Nie jestem jakąś ogromną fanką rozświetlaczy, nie potrzebuję takiego efektu na twarzy, ani na co dzień, ani wieczorami. Jednakże jak typowa kobieta, czasem zmieniam zdanie i rozświetlenie jest czymś czego pragnę najbardziej. Wtedy sięgam po rozświetlacz idealny który sprawia, że moja skóra nabiera pięknego naturalnego glow, a cały makijaż staje się flowless (If you know what I mean)! Takim rozświetlaczem jest osławiona wszem i wobec Mary-Lou Minizer z firmy theBalm i właśnie dzisiaj chcę powiedzieć o niej parę słów z mojej strony. Jeżeli więc jesteście ciekawi, serdecznie zapraszam na dzisiejszy post!

mary-lou-manizer
          Mary Lou zachowana jest w podobnej stylistyce wizualnej, jak inne produkty firmy theBalm, ale nie mamy tutaj do czynienia z kartonowym opakowaniem. Mary Lou zamknięta jest w plastikowym pudełeczku z lusterkiem, co niestety dla mnie nie jest najlepezym pomysłem, ale o tym za chwilę. Oczywiście dostajemy ją w kartonowym, opakowaniu jak inne produkty.
          Za 8,5g produktu musimy zaplacić ok 65zł, co może wydawać się sporo.
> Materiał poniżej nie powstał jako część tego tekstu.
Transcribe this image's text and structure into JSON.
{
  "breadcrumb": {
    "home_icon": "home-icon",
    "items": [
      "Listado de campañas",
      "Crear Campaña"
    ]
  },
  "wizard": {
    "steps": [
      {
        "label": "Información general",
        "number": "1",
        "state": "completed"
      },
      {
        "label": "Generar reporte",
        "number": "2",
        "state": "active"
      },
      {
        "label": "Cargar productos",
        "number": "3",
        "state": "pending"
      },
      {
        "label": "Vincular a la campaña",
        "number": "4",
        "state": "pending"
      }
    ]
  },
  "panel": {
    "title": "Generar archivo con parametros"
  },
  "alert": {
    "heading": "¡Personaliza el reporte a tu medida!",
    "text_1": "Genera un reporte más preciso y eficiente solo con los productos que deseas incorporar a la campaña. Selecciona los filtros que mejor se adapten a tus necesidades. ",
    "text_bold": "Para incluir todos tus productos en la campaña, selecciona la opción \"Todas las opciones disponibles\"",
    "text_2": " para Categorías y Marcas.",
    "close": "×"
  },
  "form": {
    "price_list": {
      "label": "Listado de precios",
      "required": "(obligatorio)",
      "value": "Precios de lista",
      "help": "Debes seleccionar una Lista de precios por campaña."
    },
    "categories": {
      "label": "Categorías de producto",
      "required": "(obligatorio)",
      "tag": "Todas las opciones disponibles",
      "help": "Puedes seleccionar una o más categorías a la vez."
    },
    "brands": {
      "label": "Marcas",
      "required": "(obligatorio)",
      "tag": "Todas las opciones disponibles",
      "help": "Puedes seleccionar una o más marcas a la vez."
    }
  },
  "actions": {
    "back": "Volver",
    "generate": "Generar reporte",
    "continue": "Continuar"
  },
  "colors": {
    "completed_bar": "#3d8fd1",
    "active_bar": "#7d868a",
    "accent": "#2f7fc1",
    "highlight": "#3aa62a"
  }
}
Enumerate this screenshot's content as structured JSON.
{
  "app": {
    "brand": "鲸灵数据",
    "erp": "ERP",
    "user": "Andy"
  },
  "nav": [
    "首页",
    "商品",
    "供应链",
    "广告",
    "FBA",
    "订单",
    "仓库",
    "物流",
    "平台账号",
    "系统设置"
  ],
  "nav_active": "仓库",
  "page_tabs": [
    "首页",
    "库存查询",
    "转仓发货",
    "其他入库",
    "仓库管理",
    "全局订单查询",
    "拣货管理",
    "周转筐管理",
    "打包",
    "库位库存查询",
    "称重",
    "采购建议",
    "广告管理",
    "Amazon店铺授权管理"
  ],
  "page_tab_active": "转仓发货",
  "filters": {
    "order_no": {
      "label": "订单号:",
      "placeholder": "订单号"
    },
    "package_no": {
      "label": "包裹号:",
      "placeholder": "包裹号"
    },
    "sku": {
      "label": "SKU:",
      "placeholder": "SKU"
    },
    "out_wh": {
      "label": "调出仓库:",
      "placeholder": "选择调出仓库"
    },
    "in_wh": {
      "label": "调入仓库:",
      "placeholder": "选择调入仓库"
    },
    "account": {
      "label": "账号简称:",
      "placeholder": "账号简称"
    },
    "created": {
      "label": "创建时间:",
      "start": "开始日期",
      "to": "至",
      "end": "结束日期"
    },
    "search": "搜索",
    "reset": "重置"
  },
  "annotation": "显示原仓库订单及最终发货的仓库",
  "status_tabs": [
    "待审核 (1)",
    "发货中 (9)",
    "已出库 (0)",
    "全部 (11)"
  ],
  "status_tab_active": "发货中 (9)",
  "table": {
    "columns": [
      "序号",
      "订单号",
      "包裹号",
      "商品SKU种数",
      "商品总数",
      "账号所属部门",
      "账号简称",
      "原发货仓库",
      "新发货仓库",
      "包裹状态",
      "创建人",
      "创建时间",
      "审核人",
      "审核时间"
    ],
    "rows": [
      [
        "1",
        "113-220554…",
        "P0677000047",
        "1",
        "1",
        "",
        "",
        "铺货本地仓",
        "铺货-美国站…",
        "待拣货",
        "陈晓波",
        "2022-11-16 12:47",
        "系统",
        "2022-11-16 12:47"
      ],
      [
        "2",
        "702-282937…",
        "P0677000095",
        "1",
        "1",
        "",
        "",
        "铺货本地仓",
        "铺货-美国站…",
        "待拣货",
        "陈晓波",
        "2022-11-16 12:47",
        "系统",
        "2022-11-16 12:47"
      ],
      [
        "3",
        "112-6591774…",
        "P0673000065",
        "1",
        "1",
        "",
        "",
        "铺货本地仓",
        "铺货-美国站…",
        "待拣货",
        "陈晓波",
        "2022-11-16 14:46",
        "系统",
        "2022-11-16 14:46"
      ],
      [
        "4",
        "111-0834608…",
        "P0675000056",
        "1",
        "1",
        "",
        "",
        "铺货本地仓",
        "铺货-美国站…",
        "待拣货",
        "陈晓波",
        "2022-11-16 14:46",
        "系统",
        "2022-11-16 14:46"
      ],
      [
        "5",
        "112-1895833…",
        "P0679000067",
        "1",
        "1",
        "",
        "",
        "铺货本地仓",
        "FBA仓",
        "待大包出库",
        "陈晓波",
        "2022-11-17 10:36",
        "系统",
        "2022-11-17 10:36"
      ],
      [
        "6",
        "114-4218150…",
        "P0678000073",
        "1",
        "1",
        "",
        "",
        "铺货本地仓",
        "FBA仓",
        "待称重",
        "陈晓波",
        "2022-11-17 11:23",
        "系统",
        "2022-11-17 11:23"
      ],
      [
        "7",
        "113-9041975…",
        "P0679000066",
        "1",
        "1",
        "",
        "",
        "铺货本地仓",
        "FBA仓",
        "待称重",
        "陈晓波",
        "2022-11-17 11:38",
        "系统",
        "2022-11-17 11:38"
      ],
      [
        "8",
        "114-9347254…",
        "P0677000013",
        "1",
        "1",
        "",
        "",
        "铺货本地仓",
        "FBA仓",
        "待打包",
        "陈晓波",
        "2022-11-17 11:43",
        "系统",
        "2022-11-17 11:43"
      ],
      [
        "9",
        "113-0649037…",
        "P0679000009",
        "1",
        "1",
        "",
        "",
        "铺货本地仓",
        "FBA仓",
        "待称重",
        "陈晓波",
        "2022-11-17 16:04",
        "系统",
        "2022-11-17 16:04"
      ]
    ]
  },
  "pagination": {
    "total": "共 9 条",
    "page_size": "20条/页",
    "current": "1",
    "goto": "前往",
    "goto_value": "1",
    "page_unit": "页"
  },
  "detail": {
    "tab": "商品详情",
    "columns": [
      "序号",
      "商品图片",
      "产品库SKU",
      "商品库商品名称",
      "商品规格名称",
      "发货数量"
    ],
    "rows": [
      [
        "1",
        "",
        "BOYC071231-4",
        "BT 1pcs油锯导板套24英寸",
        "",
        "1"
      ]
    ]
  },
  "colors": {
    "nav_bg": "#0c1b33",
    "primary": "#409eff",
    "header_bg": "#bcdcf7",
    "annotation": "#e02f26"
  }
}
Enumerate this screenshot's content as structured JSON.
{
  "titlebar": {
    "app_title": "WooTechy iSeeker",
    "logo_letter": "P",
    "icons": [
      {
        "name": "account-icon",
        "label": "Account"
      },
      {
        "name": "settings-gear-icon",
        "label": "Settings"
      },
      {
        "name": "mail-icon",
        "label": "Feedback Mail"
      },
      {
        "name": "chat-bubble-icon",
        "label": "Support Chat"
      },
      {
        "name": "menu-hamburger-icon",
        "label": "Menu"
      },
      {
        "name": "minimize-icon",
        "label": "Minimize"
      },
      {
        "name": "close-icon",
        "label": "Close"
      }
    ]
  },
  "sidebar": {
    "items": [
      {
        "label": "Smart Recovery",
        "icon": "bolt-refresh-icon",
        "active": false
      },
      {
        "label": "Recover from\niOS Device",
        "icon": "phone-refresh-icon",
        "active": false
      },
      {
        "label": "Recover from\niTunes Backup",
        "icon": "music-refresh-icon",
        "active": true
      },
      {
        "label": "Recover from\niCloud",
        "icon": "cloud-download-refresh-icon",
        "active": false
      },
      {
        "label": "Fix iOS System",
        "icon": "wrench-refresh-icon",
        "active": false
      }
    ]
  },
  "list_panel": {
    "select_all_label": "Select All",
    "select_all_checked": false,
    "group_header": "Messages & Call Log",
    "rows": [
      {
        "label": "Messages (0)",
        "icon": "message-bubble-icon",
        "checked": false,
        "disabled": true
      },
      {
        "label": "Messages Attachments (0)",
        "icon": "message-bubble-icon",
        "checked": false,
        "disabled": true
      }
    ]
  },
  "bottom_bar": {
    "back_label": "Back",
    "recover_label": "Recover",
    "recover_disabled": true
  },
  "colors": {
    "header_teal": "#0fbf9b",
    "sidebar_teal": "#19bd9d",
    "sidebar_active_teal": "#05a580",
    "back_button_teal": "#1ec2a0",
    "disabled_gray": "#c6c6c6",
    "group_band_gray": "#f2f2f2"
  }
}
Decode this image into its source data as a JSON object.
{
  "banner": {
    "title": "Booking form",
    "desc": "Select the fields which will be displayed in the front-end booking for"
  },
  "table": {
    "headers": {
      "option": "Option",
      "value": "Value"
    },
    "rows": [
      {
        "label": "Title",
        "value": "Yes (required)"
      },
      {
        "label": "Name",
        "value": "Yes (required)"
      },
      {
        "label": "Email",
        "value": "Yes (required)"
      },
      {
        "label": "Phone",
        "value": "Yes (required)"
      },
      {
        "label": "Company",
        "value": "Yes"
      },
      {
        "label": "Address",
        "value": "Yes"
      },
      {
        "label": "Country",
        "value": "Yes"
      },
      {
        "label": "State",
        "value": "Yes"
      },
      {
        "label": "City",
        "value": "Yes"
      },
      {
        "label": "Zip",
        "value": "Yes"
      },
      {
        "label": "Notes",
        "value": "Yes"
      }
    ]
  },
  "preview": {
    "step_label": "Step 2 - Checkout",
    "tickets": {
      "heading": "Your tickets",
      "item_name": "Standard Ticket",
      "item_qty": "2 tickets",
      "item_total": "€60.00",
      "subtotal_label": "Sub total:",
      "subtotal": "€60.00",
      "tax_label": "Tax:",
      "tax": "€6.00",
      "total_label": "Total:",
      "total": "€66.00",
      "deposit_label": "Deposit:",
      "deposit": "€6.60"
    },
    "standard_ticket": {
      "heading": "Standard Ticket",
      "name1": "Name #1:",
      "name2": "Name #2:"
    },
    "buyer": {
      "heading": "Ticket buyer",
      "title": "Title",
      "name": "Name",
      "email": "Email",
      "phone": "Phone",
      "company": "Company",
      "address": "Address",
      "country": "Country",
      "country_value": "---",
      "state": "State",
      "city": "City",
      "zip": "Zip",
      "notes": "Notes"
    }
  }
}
Jednakże produkt jest tak wydajny, że bez obaw możemy używać go często. No chyba, że nam spadnie… i się poobija. Tutaj właśnie pojawia się problem z opakowaniem. Poniżej na zdjęciu możecie zobaczyć, jakie kuku ma moja Mary Lou po upadku. Po zdjęciach jest jeszcze gorzej, bo ta górna część jeszcze mocniej się nadłamała. Czemu obwiniam opakowanie? Ponieważ w tym samym momencie co rozświetlacz, upadła mi Bahama mama i Down boy, które są w kartonikach i co? Zero uszkodzeń!! Dlatego jestem coraz większą fanką tego typu opakowań, zaś plastikowych coraz mniejszą…
          Ponarzekałam, więc czas na coś pozytywnego. Rozsławiony rozświetlacz nie posiada widocznych drobinek, jego mocno zbita konsystencja, w kontakcie ze skórą tworzy niepowtarzalny, mega naturalny glow. Zarówno na twarzy jak i innych częściach ciała. Pięknie rozświetla i dzięki temu, że nie posiada brokatu, ani niczego w tym stylu, nie sprawia wrażenia sztuczności. Jest rewelacyjny, między innymi dlatego, że odcień jest bardzo uniwersalny. Pasuje do wielu odcieni i podtonów skóry, intensywność rozświetlenia można kontrolować dodając produktu, ale nigdy nie będzie to chamskie, brzydkie świecenie.
         Nie jest za złota, za ciepła, ani za chłodna. Ma szampańskie wykończenie, które świetnie stapia się ze skórą w każdym odcieniu. Na ostatnim zdjęciu dałam jej naprawdę sporo, aby oddać jej kolor, ale jest tam delikatnie bardziej złota niż w rzeczywistości.

mary-lou-manizer

mary-lou-manizer
          Mary Lou theBalm trafiła do mnie dość późno, ponieważ rozświetlacze nie budziły moich zainteresowań. Jednak od kiedy ją mam coraz częściej po nią sięgam, bo naprawdę trudno jest się nie zakochać w efekcie, który daje. Nie powiedziałabym, że to mój must have, konieczna codzienność, ale raczej miły dodatek, nie tylko dla mnie, ale i dla osób, które maluje. Ten rozświetlacz cudownie sprawdzi się w makijażu ślubnym, wieczorowym, czy imprezowym i nie tylko na twarz, ale rówieżna powiek.
          Znacie? Lubicie Mary Lou?  Bo ja z każdym użyciem coraz bardziej!